Costa-Gavras (Konstantinos Gavras) est né en 1933 à Loutra-Iraias, en Grèce. Après le lycée, il rejoint Paris et obtiendra la nationalité française en 1968. D’abord étudiant en Lettres à la Sorbonne, il intègre ensuite l’Institut des hautes études cinématographiques (IDHEC). Diplômé en 1959, il travaille comme assistant-réalisateur sur des films de Jean Giono, René Clair, Henri Verneuil, Jacques Demy et René Clément. Auteur politiquement engagé, il a été honoré par plusieurs récompenses, dont le Prix du jury au Festival de Cannes, l’Oscar du meilleur film étranger et du meilleur montage pour Z en 1969, ainsi que la Palme d'or et l’Oscar du meilleur scénario adapté pour Missing en 1982. Il assure, de 1982 à 1987, et de 2007 jusqu’aujourd’hui, la présidence de la Cinémathèque française.
Evénement(s)
Avant-première: Adults in the Room de Costa-Gavras
Mercredi 2 juin à 20:00
Avant-première: Adults in the Room
L’idée de ce film m’est venue comme une évidence et une nécessité. En épiloguant sur la crise économique grecque plus de dix ans après son déclenchement en 2008, on semble avoir oublié que les responsables de celle-ci sont les gouvernements qui ont dirigé ce pays pendant près de trente ans. Ils ont laissé se développer, par incompétence et par esprit de clientélisme, une colossale dette de 320 milliards. Une dette impossible à rembourser. Pendant ce temps, la France et l’Allemagne vendaient sans état d’âme leurs produits, automobiles ou autres, et plus particulièrement ceux de leur industrie de guerre, à un pays qu’ils savaient surendetté. Quant à la Commission européenne, elle laissait faire.

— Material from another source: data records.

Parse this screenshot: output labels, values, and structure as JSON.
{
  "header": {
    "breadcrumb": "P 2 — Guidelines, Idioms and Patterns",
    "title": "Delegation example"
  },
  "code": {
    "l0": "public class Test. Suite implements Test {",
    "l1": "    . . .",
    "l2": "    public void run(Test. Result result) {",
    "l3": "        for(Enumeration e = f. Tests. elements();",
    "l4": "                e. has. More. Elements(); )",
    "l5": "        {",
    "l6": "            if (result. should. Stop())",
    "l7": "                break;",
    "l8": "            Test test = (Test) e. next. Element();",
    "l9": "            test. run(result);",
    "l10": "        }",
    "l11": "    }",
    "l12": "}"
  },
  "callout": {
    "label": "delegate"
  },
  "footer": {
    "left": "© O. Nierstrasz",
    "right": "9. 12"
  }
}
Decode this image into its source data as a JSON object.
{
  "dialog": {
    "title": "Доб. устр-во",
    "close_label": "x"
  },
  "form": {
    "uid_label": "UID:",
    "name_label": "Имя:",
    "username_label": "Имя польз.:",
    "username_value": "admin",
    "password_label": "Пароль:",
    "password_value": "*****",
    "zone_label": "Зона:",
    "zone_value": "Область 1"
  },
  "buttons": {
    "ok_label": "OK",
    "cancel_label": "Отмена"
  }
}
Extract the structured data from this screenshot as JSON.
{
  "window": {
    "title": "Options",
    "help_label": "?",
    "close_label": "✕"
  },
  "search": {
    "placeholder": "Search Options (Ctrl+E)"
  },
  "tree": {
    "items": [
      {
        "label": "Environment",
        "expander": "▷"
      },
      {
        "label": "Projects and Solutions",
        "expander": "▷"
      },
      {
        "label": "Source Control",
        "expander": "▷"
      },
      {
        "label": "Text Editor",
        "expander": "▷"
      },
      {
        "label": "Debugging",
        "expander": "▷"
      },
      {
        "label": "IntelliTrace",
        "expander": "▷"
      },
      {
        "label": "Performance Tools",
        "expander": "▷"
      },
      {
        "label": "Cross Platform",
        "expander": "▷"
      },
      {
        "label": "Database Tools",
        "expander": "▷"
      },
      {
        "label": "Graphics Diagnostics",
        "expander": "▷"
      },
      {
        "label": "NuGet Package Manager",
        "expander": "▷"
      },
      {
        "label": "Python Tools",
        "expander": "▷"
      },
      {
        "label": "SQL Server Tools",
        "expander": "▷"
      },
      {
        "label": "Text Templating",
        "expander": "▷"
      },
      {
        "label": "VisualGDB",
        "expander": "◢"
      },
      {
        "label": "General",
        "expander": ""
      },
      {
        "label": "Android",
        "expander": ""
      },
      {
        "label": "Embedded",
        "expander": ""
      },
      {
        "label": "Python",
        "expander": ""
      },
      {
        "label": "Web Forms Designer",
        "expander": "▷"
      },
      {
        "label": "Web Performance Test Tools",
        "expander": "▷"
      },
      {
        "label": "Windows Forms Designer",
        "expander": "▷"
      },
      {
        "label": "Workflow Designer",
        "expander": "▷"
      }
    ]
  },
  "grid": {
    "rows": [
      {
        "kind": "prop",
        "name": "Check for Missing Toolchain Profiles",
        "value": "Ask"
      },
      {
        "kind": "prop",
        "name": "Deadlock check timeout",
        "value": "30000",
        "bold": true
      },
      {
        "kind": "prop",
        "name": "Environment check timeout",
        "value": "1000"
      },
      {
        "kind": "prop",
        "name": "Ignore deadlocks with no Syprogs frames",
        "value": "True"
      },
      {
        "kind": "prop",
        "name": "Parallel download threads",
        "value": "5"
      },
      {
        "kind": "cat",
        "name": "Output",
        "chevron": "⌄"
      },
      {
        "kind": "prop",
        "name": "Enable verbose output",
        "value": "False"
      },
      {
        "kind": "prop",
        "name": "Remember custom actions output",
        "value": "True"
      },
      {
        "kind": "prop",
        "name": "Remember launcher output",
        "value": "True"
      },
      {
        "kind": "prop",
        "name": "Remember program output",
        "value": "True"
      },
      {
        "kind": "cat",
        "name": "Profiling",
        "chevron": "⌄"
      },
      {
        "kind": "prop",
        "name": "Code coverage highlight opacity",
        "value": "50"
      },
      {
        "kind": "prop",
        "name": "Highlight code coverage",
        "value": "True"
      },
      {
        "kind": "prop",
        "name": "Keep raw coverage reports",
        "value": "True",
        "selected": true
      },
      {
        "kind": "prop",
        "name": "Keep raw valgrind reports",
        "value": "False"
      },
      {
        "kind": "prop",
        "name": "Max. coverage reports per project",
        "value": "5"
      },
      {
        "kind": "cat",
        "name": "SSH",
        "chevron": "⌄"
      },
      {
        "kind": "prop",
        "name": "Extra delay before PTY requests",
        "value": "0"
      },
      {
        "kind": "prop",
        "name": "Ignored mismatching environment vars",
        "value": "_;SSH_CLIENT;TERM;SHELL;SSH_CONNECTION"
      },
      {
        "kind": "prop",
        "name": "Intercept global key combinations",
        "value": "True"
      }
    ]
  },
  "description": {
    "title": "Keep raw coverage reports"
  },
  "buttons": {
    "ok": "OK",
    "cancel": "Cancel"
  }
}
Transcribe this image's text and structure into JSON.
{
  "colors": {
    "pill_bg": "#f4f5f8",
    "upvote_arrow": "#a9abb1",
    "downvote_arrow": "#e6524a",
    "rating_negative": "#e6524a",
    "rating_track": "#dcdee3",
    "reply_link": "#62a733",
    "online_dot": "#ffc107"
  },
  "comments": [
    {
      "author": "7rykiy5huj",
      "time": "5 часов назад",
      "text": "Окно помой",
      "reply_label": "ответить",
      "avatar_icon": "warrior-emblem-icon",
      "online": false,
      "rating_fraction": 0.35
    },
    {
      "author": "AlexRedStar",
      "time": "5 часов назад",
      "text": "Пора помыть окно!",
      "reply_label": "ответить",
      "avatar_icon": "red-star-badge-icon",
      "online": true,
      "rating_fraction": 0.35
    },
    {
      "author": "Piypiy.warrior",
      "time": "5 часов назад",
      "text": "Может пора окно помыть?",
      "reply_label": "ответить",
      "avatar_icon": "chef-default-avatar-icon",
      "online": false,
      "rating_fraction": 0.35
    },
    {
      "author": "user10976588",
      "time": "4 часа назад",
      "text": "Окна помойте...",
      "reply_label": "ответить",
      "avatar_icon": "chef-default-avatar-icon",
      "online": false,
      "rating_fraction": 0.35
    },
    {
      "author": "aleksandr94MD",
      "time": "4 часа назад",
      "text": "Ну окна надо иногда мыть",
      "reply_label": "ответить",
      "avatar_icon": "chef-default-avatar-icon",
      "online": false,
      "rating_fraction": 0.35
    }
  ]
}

En 2015, ma conjointe, la productrice Michèle Ray Gavras, produisait un film à Salonique en pleine crise de la fermeture des banques grecques. C’est alors qu’elle m’envoie le 14 juillet une interview dans le New Statesman de Yánis Varoufákis – qui venait de démissionner de son poste de ministre des Finances dans le gouvernement d'Alexis Tsípras – avec un commentaire lapidaire: «Il y a là un film».
Dès le déclenchement de la crise, j’avais senti que le pays entrait dans un long drame, comme il en a tant connus depuis son existence comme Etat-nation en 1821. L’idée d’un film est donc née dès que je me suis rendu compte du piège d’appauvrissement et d’impuissance dans lequel était prise la majorité du peuple grec.
Costa-Gavras
Lausanne et la Grèce
En juin 2021, la Ville de Lausanne se met aux couleurs de la Grèce, dont le chemin vers l’indépendance a débuté il y a deux cents ans, en 1821. Les liens entre la Grèce et Lausanne s’incarnent historiquement en la personne d’un homme hors du commun: Ioannis Capodistrias, que la Ville de Lausanne a choisi de mettre à l’honneur à travers un programme de célébrations intitulé «Ioannis Capodistrias: le canton de Vaud et la révolution grecque».
Médecin, humaniste et diplomate de haut rang, Capodistrias fut le premier gouverneur de la Grèce moderne et indépendante. Envoyé de la Russie en Suisse, à l’heure de l’effondrement de l’empire napoléonien et de la recomposition de l’Europe, Capodistrias fut un promoteur chevronné de l’unité de la Confédération, un artisan minutieux de sa Constitution, un garant de sa neutralité et un défenseur inlassable de l’autonomie du Canton de Vaud et de l’intégration du Canton de Genève à la Suisse. En remerciement de son rôle essentiel, il fut fait premier bourgeois d’honneur des Villes de Lausanne et Genève, et citoyen d’honneur du Canton de Vaud.
Au fil de l’histoire de la Grèce, les influences étrangères se sont succédé. Le film de Costa-Gavras, Adults in the Room, dévoile le jeu des négociateurs et grands argentiers européens lors de la crise financière des années 2010. Dans le huis clos diplomatique se joue... une tragédie grecque.